BMPs belong to the transforming growth factor‐β (TGF‐β) family, including in mammals 33 members (TGF‐βs, nodal, activins and inhibins, myostatin and Müllerian‐inhibiting substance), and can be further divided into BMP‐2/4 group, BMP‐5/6/7/8 group (osteogenic protein‐1 group), growth and differentiation factor‐5/6/7 group and BMP‐9/10 group, of which most proteins of the BMP‐2/4 group induce formation of bone and cartilage tissues 47. BMPs bind to type I and II BMP receptors and signal through Smads and mitogen‐activated protein kinase pathways 48. BMP signalling is essential for chondrocyte differentiation in vivo and stimulates prechondrogenic cells differentiating into chondrocytes 49, 50. The growth factors involved in the formation and repair of bone and other connective tissues can be grouped into: insulin‐like growth factors, PDGF, fibroblast growth factors, EGF and proteins from the TGF‐β superfamily 51. The promotion of BMP2 on the osteogenic differentiation could therefore to some degree be granted. According to Hassan et al., miR‐23a played a negative role in osteogenic differentiation by suppressing runt‐related transcription factor 2 (Runx2), which was the key transcriptional factor to osteogenic differentiation 52. We then put forward a hypothesis that BMP2 may promoteosteogenic differentiation by up‐regulating Runx2.

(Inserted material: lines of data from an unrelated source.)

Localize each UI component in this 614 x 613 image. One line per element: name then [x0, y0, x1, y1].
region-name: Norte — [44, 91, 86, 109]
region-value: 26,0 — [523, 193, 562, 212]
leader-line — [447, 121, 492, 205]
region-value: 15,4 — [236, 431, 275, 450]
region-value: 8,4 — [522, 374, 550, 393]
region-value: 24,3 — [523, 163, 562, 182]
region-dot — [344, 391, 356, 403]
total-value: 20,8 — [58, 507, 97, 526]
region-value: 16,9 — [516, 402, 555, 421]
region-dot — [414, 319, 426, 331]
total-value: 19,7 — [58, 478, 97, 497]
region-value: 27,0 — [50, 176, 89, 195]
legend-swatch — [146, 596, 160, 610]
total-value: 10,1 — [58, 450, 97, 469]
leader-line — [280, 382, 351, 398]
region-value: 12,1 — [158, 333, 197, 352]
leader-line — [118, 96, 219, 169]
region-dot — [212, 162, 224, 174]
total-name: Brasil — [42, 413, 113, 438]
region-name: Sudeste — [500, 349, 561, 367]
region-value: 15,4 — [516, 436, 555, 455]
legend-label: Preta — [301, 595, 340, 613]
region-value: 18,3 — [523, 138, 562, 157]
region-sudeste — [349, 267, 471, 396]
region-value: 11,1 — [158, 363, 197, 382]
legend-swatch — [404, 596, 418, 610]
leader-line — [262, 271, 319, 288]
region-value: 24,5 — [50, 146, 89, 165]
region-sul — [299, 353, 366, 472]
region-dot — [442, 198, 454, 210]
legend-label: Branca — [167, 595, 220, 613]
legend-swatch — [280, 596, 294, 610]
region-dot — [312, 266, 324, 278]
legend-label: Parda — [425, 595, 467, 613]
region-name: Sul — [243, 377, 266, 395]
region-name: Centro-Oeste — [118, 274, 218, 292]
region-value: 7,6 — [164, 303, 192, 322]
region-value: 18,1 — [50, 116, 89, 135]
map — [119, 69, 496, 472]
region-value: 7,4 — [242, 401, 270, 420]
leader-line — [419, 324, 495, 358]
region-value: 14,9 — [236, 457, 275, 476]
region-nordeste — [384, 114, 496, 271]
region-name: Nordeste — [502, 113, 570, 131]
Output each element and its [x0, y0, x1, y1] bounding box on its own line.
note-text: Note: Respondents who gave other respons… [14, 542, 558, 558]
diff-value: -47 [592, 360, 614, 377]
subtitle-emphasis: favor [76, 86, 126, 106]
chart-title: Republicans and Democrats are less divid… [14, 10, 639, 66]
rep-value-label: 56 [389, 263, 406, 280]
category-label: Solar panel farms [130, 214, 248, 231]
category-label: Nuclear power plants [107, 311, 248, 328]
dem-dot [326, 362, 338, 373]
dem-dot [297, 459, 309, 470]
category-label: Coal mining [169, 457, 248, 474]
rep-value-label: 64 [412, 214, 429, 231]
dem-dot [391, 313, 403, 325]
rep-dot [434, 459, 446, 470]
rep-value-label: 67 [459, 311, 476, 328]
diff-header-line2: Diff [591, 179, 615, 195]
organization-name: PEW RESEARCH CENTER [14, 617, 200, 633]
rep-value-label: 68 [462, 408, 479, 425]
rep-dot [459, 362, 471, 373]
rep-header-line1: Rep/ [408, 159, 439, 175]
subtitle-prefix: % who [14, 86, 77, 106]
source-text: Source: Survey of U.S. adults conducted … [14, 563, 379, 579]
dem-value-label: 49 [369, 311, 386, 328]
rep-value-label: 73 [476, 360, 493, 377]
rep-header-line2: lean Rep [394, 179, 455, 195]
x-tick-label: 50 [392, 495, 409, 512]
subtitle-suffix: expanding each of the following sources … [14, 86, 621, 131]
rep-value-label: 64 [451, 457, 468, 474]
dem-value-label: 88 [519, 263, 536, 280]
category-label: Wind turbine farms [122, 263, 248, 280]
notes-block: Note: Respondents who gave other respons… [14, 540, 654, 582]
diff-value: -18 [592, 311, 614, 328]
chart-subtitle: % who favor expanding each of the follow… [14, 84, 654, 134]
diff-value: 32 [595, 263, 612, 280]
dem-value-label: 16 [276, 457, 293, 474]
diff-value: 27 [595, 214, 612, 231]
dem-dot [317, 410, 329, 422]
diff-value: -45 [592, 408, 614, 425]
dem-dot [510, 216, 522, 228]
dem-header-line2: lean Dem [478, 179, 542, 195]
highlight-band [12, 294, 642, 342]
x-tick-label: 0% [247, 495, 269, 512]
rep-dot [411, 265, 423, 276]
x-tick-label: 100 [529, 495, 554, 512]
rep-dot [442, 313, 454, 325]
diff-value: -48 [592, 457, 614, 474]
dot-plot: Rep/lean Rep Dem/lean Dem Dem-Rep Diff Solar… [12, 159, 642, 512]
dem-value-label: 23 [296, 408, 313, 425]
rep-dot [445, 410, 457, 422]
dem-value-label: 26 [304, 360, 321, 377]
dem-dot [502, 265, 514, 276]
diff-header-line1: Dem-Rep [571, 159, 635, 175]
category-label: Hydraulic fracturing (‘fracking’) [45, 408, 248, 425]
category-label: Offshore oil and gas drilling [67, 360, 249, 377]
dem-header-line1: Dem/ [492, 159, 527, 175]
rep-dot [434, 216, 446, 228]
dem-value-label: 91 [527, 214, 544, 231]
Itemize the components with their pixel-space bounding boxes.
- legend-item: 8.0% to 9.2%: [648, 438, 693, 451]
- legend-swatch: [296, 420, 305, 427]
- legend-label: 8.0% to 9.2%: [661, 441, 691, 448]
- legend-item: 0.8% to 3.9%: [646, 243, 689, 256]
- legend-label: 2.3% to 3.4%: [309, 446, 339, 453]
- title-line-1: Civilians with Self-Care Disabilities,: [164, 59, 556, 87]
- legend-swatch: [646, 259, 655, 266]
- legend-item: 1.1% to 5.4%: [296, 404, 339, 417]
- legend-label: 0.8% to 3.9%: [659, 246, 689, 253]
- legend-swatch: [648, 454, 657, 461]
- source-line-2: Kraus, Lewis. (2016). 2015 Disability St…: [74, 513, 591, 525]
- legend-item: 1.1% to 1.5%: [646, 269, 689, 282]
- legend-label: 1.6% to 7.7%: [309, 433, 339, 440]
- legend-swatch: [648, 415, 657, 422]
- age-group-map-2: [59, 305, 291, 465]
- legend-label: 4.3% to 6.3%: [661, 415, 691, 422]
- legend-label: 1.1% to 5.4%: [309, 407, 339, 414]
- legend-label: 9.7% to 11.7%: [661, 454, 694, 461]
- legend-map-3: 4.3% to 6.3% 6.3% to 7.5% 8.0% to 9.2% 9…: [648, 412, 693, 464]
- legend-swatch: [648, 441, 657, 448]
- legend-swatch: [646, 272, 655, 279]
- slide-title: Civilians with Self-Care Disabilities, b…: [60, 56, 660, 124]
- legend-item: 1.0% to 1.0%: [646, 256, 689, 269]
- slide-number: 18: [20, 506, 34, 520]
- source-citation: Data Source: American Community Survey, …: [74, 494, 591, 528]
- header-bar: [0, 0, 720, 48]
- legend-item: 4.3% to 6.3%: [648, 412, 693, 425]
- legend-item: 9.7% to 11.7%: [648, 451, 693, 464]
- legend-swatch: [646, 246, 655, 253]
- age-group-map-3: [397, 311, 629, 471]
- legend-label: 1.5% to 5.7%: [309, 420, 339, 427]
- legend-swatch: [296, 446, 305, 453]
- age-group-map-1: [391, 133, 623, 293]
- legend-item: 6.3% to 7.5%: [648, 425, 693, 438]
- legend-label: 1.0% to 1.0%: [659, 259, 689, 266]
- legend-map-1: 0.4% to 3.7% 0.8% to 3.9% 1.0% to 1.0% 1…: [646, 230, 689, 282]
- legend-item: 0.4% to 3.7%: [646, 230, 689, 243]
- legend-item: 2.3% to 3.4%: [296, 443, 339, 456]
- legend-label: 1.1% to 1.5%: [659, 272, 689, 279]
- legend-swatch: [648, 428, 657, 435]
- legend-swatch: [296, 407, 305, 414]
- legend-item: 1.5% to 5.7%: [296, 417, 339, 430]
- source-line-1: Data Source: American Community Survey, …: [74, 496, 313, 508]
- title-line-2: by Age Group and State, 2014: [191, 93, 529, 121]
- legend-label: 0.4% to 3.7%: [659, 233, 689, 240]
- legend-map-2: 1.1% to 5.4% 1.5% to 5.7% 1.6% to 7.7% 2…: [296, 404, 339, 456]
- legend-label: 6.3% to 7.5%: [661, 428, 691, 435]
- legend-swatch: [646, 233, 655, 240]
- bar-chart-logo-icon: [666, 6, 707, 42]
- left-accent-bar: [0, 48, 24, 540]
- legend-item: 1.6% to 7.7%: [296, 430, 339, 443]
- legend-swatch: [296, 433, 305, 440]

Twenty miRNAs were identified to be consistently up‐regulated during osteogenic differentiation, of which miR‐10a, ‐22, ‐26a, ‐26b, and ‐29b recognized transcripts that encoded a set of proteins inhibiting osteogenesis 8. We have noticed the down‐regulated mRNA and protein expression of BMP2, which implied the effect of miR‐98 on target regulation of BMP2. This was validated by the surface markers of osteogenic differentiation, namely, the ALP activity and OC content. The specific mechanism of the targeted influence, however, needed to be verified in sufficient in vivo experiments. Although our results have confirmed that miR‐98 in hBMSCs could target the regulation of BMP2 expression, it was indicated that one miRNA could control multiple target genes, and one gene could be regulated by different miRNAs. Therefore, there might exist other related genes target‐regulated by miR‐98 in the occurrence and development of osteogenic differentiation of hBMSCs, which demanded further research.

In conclusion, we innovatively discussed the molecular mechanism of miR‐98 regulating the osteogenic differentiation of hBMSCs by targeting BMP2, specifically, knockdown of miR‐98 expression targeted to up‐regulate BMP2, whose role in promoting osteogenic differentiation of hBMSCs was then enhanced. We then believe that miR‐98 may act as a novel target for therapeutic application to promoting osteogenic differentiation. However, because of the limitations of our funds and time, the miR‐98 expression in different aged patients or different patients on the regulating the osteogenic differentiation of hBMSCs by targeting BMP2 was not tested. Hence, further studies with a wider range of aged participants are needed to be conducted to confirm the present results and underlying mechanisms.

Conflict of interest

The authors have declared that no competing interests exist.